I have seen some ZyXel routers that had IPv6 support in their GUI, which gives me hope. Though I don't recall the specific model. Wikipedia> and Sixxs have lists of routers that do support IPv6 out of the box.

Comment Re:IPv6 multi-homing status (Score 1) 236

1) Is out for people who want automated failover
2) Is prohibitively expensive for most
3) Is interesting, but still early
4) Works fine, now, and provides functional multi-homing. Why discard it? NPt isn't pure evil. It's not ideal, but it gets the job done without requiring all of that extra setup or dynamic routing protocols on top.

Comment Re:pFSense support for IPv6? (Score 1) 236

[Disclaimer, I am a pfSense developer, employee, and book author so I'm a bit biased] :-)

pfSense is based on FreeBSD 8.3 with quite a few things patched in the kernel and base system. We've been doing quite a lot of work lately on getting the last few bits of IPv6 going along with some other features we have in the chamber for 2.1. IPv6 support is the main focus of pfSense 2.1 so changes in other areas have happened but they have been minimal in comparison.

Here is a spreadsheet covering the current status of IPv6 in various areas of pfSense.

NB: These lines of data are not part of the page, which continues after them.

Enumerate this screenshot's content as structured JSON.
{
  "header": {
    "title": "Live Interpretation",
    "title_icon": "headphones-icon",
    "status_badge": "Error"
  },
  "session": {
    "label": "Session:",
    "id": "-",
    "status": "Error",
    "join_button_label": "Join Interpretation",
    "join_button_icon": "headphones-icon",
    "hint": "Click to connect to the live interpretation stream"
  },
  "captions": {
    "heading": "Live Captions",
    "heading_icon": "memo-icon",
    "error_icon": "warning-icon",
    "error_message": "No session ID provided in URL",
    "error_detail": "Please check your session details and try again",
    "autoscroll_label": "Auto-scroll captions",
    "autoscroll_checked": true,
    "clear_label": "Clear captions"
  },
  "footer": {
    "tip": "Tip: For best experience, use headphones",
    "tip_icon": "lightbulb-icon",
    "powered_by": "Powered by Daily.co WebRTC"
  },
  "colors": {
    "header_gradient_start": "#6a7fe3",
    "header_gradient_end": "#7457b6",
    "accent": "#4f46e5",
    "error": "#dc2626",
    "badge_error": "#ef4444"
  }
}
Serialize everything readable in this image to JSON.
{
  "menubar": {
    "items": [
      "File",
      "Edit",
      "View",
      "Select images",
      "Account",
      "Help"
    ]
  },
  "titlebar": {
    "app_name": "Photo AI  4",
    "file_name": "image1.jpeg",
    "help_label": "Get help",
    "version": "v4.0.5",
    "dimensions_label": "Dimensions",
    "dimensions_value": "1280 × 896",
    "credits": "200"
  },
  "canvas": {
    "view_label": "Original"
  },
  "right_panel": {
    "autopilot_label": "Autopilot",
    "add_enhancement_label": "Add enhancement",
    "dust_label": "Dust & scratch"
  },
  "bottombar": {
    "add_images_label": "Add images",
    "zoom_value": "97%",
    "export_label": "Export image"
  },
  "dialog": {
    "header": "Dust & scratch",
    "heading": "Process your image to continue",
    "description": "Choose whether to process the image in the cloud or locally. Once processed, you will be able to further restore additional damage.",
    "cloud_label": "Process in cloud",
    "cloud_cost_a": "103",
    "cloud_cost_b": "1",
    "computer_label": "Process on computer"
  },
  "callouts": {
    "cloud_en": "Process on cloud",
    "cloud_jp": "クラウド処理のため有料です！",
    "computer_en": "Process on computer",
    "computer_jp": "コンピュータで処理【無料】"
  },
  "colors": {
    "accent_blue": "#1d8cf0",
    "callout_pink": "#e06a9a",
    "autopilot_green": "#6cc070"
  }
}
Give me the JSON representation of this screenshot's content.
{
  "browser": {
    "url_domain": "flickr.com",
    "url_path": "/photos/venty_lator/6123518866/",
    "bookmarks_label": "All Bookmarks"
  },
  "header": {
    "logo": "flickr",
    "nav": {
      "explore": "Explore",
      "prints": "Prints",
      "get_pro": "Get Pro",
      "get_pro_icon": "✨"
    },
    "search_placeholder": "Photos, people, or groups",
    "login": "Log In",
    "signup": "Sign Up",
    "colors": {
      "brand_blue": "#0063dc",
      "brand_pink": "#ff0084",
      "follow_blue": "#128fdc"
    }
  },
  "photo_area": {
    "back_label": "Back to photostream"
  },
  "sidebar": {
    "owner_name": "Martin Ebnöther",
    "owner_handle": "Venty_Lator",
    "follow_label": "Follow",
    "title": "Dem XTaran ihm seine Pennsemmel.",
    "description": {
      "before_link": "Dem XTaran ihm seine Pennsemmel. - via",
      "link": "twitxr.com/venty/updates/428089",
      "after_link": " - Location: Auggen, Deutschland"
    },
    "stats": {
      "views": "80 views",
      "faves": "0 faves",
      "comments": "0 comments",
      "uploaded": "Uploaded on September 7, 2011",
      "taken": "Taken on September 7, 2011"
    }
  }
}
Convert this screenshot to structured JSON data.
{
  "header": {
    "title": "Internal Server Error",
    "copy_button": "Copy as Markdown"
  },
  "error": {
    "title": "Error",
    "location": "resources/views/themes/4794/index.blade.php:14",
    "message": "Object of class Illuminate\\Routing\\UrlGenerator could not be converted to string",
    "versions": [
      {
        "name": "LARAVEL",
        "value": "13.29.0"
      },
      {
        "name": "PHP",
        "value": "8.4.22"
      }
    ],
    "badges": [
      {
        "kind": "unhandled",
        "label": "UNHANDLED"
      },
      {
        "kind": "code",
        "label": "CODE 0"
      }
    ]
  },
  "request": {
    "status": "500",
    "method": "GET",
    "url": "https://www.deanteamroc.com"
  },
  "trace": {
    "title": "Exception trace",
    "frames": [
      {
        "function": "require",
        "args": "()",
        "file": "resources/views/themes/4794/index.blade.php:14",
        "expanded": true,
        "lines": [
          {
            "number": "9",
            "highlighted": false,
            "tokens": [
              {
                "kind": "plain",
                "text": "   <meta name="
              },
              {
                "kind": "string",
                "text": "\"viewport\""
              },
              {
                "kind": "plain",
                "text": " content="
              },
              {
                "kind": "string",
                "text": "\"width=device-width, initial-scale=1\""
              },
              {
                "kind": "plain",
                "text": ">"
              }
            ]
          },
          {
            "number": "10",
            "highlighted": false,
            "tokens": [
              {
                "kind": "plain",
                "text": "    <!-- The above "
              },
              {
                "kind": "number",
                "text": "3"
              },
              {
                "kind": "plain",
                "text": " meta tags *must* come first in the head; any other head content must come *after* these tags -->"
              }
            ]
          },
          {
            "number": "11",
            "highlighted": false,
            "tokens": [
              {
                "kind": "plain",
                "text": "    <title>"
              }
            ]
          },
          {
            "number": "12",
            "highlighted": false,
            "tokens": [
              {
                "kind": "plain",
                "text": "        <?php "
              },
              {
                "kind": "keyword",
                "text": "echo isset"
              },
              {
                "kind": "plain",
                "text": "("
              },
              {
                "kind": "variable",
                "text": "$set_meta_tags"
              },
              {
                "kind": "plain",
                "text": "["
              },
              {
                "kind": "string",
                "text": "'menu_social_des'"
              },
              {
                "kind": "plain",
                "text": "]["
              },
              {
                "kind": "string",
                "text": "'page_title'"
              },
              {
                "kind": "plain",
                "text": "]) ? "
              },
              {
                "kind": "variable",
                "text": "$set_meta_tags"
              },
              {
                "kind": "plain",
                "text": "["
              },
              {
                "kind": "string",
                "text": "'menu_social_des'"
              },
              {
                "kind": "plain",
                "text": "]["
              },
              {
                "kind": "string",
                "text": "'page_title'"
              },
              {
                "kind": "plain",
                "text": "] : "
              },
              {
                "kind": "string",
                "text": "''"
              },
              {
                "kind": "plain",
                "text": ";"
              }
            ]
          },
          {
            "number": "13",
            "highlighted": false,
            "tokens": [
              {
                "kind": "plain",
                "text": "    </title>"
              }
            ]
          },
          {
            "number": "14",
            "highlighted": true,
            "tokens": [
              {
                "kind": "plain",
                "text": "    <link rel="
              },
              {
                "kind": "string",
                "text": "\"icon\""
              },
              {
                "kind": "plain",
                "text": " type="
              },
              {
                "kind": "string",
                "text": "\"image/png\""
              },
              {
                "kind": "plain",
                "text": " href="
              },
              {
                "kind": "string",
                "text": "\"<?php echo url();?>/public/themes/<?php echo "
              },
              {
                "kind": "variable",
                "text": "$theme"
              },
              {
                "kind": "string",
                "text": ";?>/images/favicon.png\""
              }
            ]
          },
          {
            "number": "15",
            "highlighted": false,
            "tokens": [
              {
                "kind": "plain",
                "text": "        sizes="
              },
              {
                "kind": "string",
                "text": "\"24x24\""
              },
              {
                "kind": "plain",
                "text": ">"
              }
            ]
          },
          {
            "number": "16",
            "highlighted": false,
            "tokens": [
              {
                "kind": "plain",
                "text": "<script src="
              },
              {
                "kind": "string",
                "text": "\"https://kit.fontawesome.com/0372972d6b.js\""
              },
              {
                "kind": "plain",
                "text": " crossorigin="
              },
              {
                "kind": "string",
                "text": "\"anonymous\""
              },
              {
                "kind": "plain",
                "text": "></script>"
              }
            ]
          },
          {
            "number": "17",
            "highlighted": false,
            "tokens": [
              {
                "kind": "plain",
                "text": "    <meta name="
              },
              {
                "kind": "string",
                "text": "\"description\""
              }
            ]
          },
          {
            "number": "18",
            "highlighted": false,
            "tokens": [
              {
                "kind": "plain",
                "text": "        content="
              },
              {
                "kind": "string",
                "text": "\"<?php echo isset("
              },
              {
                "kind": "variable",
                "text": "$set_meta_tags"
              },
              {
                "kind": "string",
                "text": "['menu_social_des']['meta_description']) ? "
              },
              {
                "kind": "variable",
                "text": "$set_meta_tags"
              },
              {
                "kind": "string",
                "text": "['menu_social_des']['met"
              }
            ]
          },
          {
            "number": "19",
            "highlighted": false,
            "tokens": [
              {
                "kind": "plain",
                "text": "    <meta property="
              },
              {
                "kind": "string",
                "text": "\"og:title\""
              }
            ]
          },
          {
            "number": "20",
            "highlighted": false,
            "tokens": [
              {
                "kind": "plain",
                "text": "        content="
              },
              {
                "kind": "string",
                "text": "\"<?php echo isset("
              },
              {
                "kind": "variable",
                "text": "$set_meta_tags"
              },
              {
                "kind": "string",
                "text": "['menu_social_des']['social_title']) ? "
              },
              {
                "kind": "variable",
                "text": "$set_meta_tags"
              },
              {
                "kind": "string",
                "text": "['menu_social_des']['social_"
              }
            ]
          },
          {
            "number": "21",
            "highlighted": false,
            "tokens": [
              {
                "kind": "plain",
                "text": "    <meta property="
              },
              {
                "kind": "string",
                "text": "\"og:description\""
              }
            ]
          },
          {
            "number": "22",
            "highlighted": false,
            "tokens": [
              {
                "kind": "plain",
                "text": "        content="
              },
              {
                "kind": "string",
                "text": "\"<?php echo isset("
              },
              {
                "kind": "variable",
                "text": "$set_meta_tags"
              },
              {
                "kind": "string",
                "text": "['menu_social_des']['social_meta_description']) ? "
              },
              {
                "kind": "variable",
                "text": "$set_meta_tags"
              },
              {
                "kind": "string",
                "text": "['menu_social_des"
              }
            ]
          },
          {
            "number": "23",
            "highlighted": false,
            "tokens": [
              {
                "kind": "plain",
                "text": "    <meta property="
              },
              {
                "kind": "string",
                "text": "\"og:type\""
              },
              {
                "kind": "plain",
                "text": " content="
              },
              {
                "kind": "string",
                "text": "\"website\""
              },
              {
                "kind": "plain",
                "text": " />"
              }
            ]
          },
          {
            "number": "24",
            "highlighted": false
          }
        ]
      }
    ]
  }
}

Some of those will have to wait for pfSense 2.2.

We just got one key feature holding back 2.1 from being released solved, and there are a few more bugs left but progressing rapidly.

Comment Re:IPv6 multi-homing status (Score 1) 236

The cost for PI space and peering is still rather high, even at the "discounted" time-limited rates that are supposed to encourage adoption. I doubt many SOHO operations are going to want to shell out several thousand per year extra for that.

Sure that is the "right" way, but there are other ways (see my other post under this parent).